Сейчас он подумал, что вино нужно обязательно разбавить, что устав этого не запрещает. Вспомнилась вдруг вчерашняя старушка Лиза, которая подошла к нему на круглых опухших ногах, словно между ними было протиснуто велосипедное колесо. Исповедовалась она постоянно, и никаких проблем с ней не наблюдалось. Но что-то кольнуло в душе, он возьми и брякни: «А не ела ли ты сегодня?» «Какой там ела, – ответила она. – Только чайку выпила и пришла!» Он отправил ее восвояси и подумал, что если она всегда так причащалась, выпив чайку с сахаром вприкуску, то что же будет с ее душой? «Ничего не будет, – подумал кто-то другой за отца Андрея. – И если в воскресенье не придет, тоже ничего не будет. И если придет, тем более ничего не случится». Но он отогнал от себя этого другого, который вечно лез со своими сентенциями, надоедал, советовал и обличал. Отцу Андрею было бы обидно, если бы Лиза после случая с чайком перестала к нему ходить. Церковь была и так пуста, как карман у праведника, и каждый пришедший в нее человек, пусть и случайный, представлял собой величайшую ценность.
– Читай молитву, Сашка, – приказал он сыну.
Вся семья стояла за накрытым столом.
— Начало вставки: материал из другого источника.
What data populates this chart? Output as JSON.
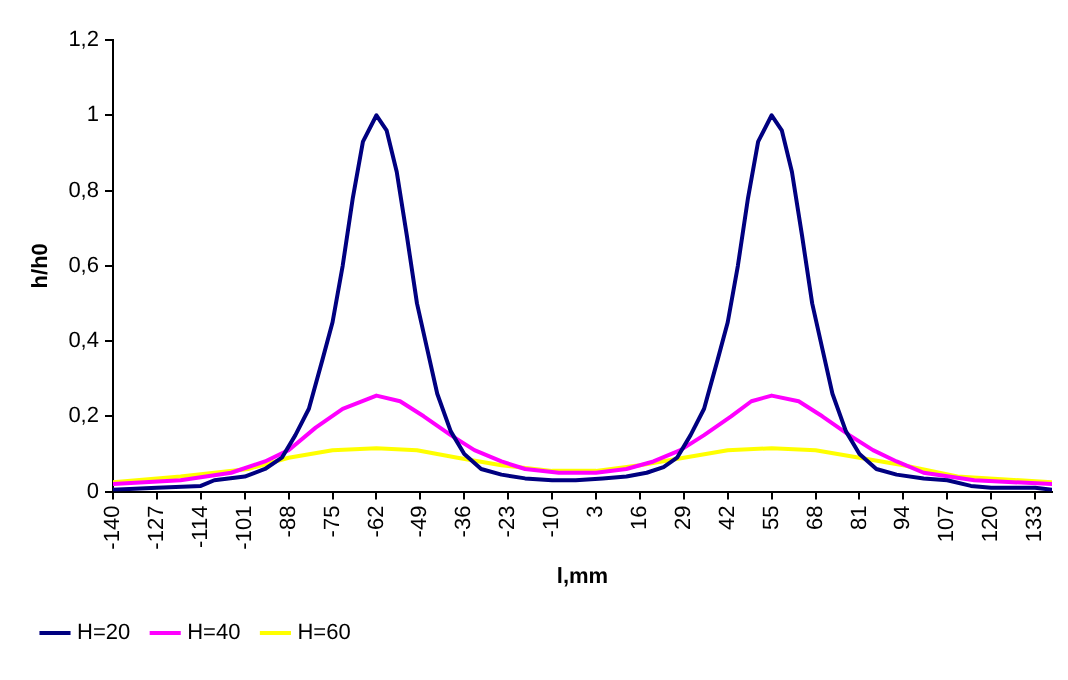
{
  "chart_data": {
    "type": "line",
    "xlabel": "l,mm",
    "ylabel": "h/h0",
    "xlim": [
      -140,
      138
    ],
    "xticks": [
      -140,
      -127,
      -114,
      -101,
      -88,
      -75,
      -62,
      -49,
      -36,
      -23,
      -10,
      3,
      16,
      29,
      42,
      55,
      68,
      81,
      94,
      107,
      120,
      133
    ],
    "ylim": [
      0,
      1.2
    ],
    "yticks": [
      0,
      {
        "value": 0.2,
        "label": "0,2"
      },
      {
        "value": 0.4,
        "label": "0,4"
      },
      {
        "value": 0.6,
        "label": "0,6"
      },
      {
        "value": 0.8,
        "label": "0,8"
      },
      1,
      {
        "value": 1.2,
        "label": "1,2"
      }
    ],
    "grid": false,
    "legend": "bottom left",
    "marker": "none",
    "line_style": "solid",
    "series": [
      {
        "name": "H=20",
        "color": "#000080",
        "x": [
          -140,
          -127,
          -114,
          -110,
          -101,
          -95,
          -90,
          -86,
          -82,
          -78,
          -75,
          -72,
          -69,
          -66,
          -62,
          -59,
          -56,
          -53,
          -50,
          -47,
          -44,
          -40,
          -36,
          -31,
          -25,
          -18,
          -10,
          -3,
          5,
          12,
          18,
          23,
          27,
          31,
          35,
          39,
          42,
          45,
          48,
          51,
          55,
          58,
          61,
          64,
          67,
          70,
          73,
          77,
          81,
          86,
          92,
          100,
          107,
          114,
          120,
          133,
          138
        ],
        "values": [
          0.005,
          0.01,
          0.015,
          0.03,
          0.04,
          0.06,
          0.09,
          0.15,
          0.22,
          0.35,
          0.45,
          0.6,
          0.78,
          0.93,
          1.0,
          0.96,
          0.85,
          0.68,
          0.5,
          0.38,
          0.26,
          0.16,
          0.1,
          0.06,
          0.045,
          0.035,
          0.03,
          0.03,
          0.035,
          0.04,
          0.05,
          0.065,
          0.09,
          0.15,
          0.22,
          0.35,
          0.45,
          0.6,
          0.78,
          0.93,
          1.0,
          0.96,
          0.85,
          0.68,
          0.5,
          0.38,
          0.26,
          0.16,
          0.1,
          0.06,
          0.045,
          0.035,
          0.03,
          0.015,
          0.01,
          0.01,
          0.005
        ]
      },
      {
        "name": "H=40",
        "color": "#ff00ff",
        "x": [
          -140,
          -120,
          -105,
          -95,
          -88,
          -80,
          -72,
          -62,
          -55,
          -48,
          -40,
          -33,
          -25,
          -18,
          -8,
          3,
          12,
          20,
          28,
          35,
          43,
          49,
          55,
          63,
          70,
          78,
          85,
          92,
          100,
          115,
          138
        ],
        "values": [
          0.02,
          0.03,
          0.05,
          0.08,
          0.11,
          0.17,
          0.22,
          0.255,
          0.24,
          0.2,
          0.15,
          0.11,
          0.08,
          0.06,
          0.05,
          0.05,
          0.06,
          0.08,
          0.11,
          0.15,
          0.2,
          0.24,
          0.255,
          0.24,
          0.2,
          0.15,
          0.11,
          0.08,
          0.05,
          0.03,
          0.02
        ]
      },
      {
        "name": "H=60",
        "color": "#ffff00",
        "x": [
          -140,
          -120,
          -100,
          -88,
          -75,
          -62,
          -50,
          -38,
          -25,
          -10,
          3,
          16,
          29,
          42,
          55,
          68,
          81,
          94,
          110,
          138
        ],
        "values": [
          0.025,
          0.04,
          0.06,
          0.09,
          0.11,
          0.115,
          0.11,
          0.09,
          0.07,
          0.055,
          0.055,
          0.07,
          0.09,
          0.11,
          0.115,
          0.11,
          0.09,
          0.07,
          0.04,
          0.025
        ]
      }
    ]
  }
}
Саша, белобрысый парнишка лет двенадцати, уткнулся взглядом в тарелку, на которой дымилась гречневая каша.
– «Очи всех на Тебя, Господи, уповают…» – начал он, но неожиданно затих.
Отец некоторое время ждал продолжения, потом раздраженно добавил окончание:
– «…И Ты даешь им пищу во благовремении, отверзаешь щедрую руку твою, исполняешь всякого животна благоволения…»
Широким жестом он перекрестил стол и сел первым. Вслед за ним опустилась рядом матушка в платочке. Посадив к себе на колени пятилетнюю девочку, она начала кормить ее гречневой кашей. Ротик у девочки был обветренный, в прыщах и пленке, она кочевряжилась и не желала есть гречку.
Но Сашка остался стоять.
– Тебе что, особое приглашение нужно? – поинтересовался отец Андрей.
Сашка молчал.
– Опять что-нибудь в школе?..
На это Сашка вдруг брякнул ложкой об тарелку, да так, что ошметки каши попали в бороду отца.
Не сказав ни слова, побежал в другую комнату.
Испуганная матушка хотела его догнать, но Андрей остановил ее:
– Не ходите. Пусть побесится!
Тщательно отер бороду салфеткой и начал медленно жевать свой завтрак.
– В школе у него… – начала матушка тонким голосом.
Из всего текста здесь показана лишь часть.